Le Premier ministre slovaque Robert Fico a accusé dimanche l'Ukraine de retarder la remise en service d'un oléoduc transportant du pétrole russe vers l'Europe de l'Est via l'Ukraine, dans le but de faire pression sur la Hongrie pour qu'elle abandonne son opposition à l'adhésion future de l'Ukraine à l'Union européenne.

Le ministère ukrainien des Affaires étrangères a déclaré jeudi que le pétrole russe destiné à l'Europe de l'Est et transitant par la partie ukrainienne de l'oléoduc Droujba était suspendu depuis le 27 janvier en raison d'une attaque russe.

Fico, qui a maintenu des relations avec Moscou après l'invasion de l'Ukraine en 2022 et a accusé les partenaires européens de prolonger la guerre en fournissant des armes à Kiev, a estimé que l'approvisionnement en pétrole était devenu un enjeu politique, sans toutefois fournir de preuves à l'appui de ses affirmations.

« Nous avons des informations selon lesquelles (l'oléoduc) aurait dû être réparé », a déclaré Fico aux journalistes après avoir rencontré le Secrétaire d'État américain Marco Rubio à Bratislava dimanche.

« Je perçois ce qui se passe aujourd'hui autour du pétrole comme un chantage politique envers la Hongrie en raison de la position intransigeante de la Hongrie sur l'adhésion de l'Ukraine à l'UE », a ajouté Fico.

Il a expliqué que la pression était la suivante : « Si la Hongrie accepte l'adhésion à l'UE, peut-être que les livraisons de pétrole arriveront ».

Un porte-parole du ministère ukrainien des Affaires étrangères n'a pas immédiatement répondu à une demande de commentaire de Reuters.

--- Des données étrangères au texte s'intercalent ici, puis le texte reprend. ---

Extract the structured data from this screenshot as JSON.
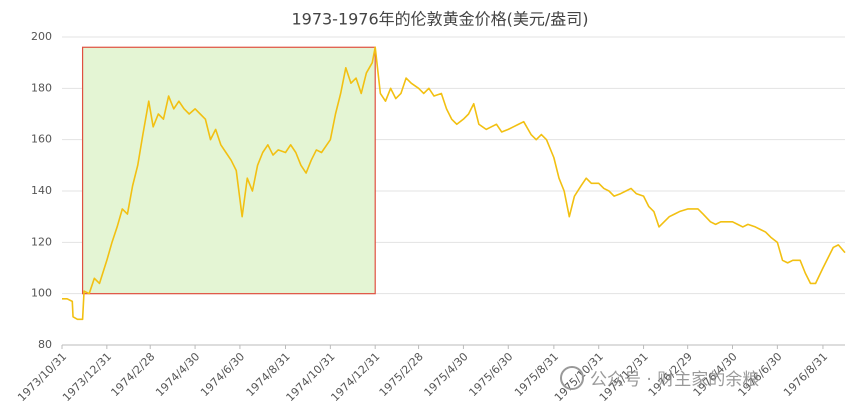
{
  "chart_data": {
    "type": "line",
    "title": "1973-1976年的伦敦黄金价格(美元/盎司)",
    "watermark": "公众号 · 财主家的余粮",
    "color": "#f2c012",
    "grid": true,
    "ylim": [
      80,
      200
    ],
    "yticks": [
      80,
      100,
      120,
      140,
      160,
      180,
      200
    ],
    "xlim": [
      "1973/10/31",
      "1976/9/30"
    ],
    "xticks": [
      "1973/10/31",
      "1973/12/31",
      "1974/2/28",
      "1974/4/30",
      "1974/6/30",
      "1974/8/31",
      "1974/10/31",
      "1974/12/31",
      "1975/2/28",
      "1975/4/30",
      "1975/6/30",
      "1975/8/31",
      "1975/10/31",
      "1975/12/31",
      "1976/2/29",
      "1976/4/30",
      "1976/6/30",
      "1976/8/31"
    ],
    "highlight": {
      "x": [
        "1973/11/28",
        "1974/12/31"
      ],
      "y": [
        100,
        196
      ],
      "fill": "#e4f5d4",
      "stroke": "#e05040"
    },
    "x": [
      "1973/10/31",
      "1973/11/7",
      "1973/11/14",
      "1973/11/15",
      "1973/11/21",
      "1973/11/28",
      "1973/11/30",
      "1973/12/7",
      "1973/12/14",
      "1973/12/21",
      "1973/12/31",
      "1974/1/7",
      "1974/1/14",
      "1974/1/21",
      "1974/1/28",
      "1974/2/4",
      "1974/2/11",
      "1974/2/18",
      "1974/2/26",
      "1974/3/4",
      "1974/3/11",
      "1974/3/18",
      "1974/3/25",
      "1974/4/1",
      "1974/4/8",
      "1974/4/15",
      "1974/4/22",
      "1974/4/30",
      "1974/5/7",
      "1974/5/14",
      "1974/5/21",
      "1974/5/28",
      "1974/6/4",
      "1974/6/11",
      "1974/6/18",
      "1974/6/25",
      "1974/7/3",
      "1974/7/10",
      "1974/7/17",
      "1974/7/24",
      "1974/7/31",
      "1974/8/7",
      "1974/8/14",
      "1974/8/21",
      "1974/8/31",
      "1974/9/7",
      "1974/9/14",
      "1974/9/21",
      "1974/9/28",
      "1974/10/5",
      "1974/10/12",
      "1974/10/19",
      "1974/10/31",
      "1974/11/7",
      "1974/11/14",
      "1974/11/21",
      "1974/11/28",
      "1974/12/5",
      "1974/12/12",
      "1974/12/19",
      "1974/12/27",
      "1974/12/31",
      "1975/1/7",
      "1975/1/14",
      "1975/1/21",
      "1975/1/28",
      "1975/2/4",
      "1975/2/11",
      "1975/2/18",
      "1975/2/28",
      "1975/3/7",
      "1975/3/14",
      "1975/3/21",
      "1975/3/31",
      "1975/4/7",
      "1975/4/14",
      "1975/4/21",
      "1975/4/30",
      "1975/5/7",
      "1975/5/14",
      "1975/5/21",
      "1975/5/31",
      "1975/6/7",
      "1975/6/14",
      "1975/6/21",
      "1975/6/30",
      "1975/7/7",
      "1975/7/14",
      "1975/7/21",
      "1975/7/31",
      "1975/8/7",
      "1975/8/14",
      "1975/8/21",
      "1975/8/31",
      "1975/9/7",
      "1975/9/14",
      "1975/9/21",
      "1975/9/28",
      "1975/10/7",
      "1975/10/14",
      "1975/10/21",
      "1975/10/31",
      "1975/11/7",
      "1975/11/14",
      "1975/11/21",
      "1975/11/30",
      "1975/12/7",
      "1975/12/14",
      "1975/12/21",
      "1975/12/31",
      "1976/1/7",
      "1976/1/14",
      "1976/1/21",
      "1976/1/28",
      "1976/2/4",
      "1976/2/11",
      "1976/2/18",
      "1976/2/29",
      "1976/3/7",
      "1976/3/14",
      "1976/3/21",
      "1976/3/31",
      "1976/4/7",
      "1976/4/14",
      "1976/4/21",
      "1976/4/30",
      "1976/5/7",
      "1976/5/14",
      "1976/5/21",
      "1976/5/31",
      "1976/6/7",
      "1976/6/14",
      "1976/6/21",
      "1976/6/30",
      "1976/7/7",
      "1976/7/14",
      "1976/7/21",
      "1976/7/31",
      "1976/8/7",
      "1976/8/14",
      "1976/8/21",
      "1976/8/31",
      "1976/9/7",
      "1976/9/14",
      "1976/9/21",
      "1976/9/30"
    ],
    "values": [
      98,
      98,
      97,
      91,
      90,
      90,
      101,
      100,
      106,
      104,
      113,
      120,
      126,
      133,
      131,
      142,
      150,
      162,
      175,
      165,
      170,
      168,
      177,
      172,
      175,
      172,
      170,
      172,
      170,
      168,
      160,
      164,
      158,
      155,
      152,
      148,
      130,
      145,
      140,
      150,
      155,
      158,
      154,
      156,
      155,
      158,
      155,
      150,
      147,
      152,
      156,
      155,
      160,
      170,
      178,
      188,
      182,
      184,
      178,
      186,
      190,
      196,
      178,
      175,
      180,
      176,
      178,
      184,
      182,
      180,
      178,
      180,
      177,
      178,
      172,
      168,
      166,
      168,
      170,
      174,
      166,
      164,
      165,
      166,
      163,
      164,
      165,
      166,
      167,
      162,
      160,
      162,
      160,
      153,
      145,
      140,
      130,
      138,
      142,
      145,
      143,
      143,
      141,
      140,
      138,
      139,
      140,
      141,
      139,
      138,
      134,
      132,
      126,
      128,
      130,
      131,
      132,
      133,
      133,
      133,
      131,
      128,
      127,
      128,
      128,
      128,
      127,
      126,
      127,
      126,
      125,
      124,
      122,
      120,
      113,
      112,
      113,
      113,
      108,
      104,
      104,
      110,
      114,
      118,
      119,
      116
    ]
  }
}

Les déclarations de Fico font écho à celles du ministre hongrois des Affaires étrangères, Peter Szijjarto, qui a accusé vendredi l'Ukraine de retarder la reprise des flux.

La Slovaquie et la Hongrie continuent d'acheter du gaz et du pétrole russes malgré les efforts de l'UE pour passer entièrement à des approvisionnements alternatifs, ces deux pays faisant valoir que leur absence d'accès à des terminaux maritimes et à des routes alternatives rend la diversification difficile et coûteuse.

La Hongrie s'oppose à l'entrée de l'Ukraine dans l'UE. Fico a réitéré que la Slovaquie y serait favorable si Kiev remplissait toutes les conditions nécessaires, mais il a ajouté que des pays comme la Serbie, l'Albanie et le Monténégro étaient bien mieux préparés à l'adhésion que l'Ukraine.

Fico a également déclaré qu'il ne croyait ni l'un ni l'autre camp du conflit russo-ukrainien et qu'il ne pouvait pas dire qui était responsable des dégâts causés à l'oléoduc.

« Il y a eu tellement de mensonges d'un côté comme de l'autre que je n'ai pas le courage de dire qui a bombardé ou détruit une partie de l'infrastructure pétrolière », a affirmé Fico devant les journalistes.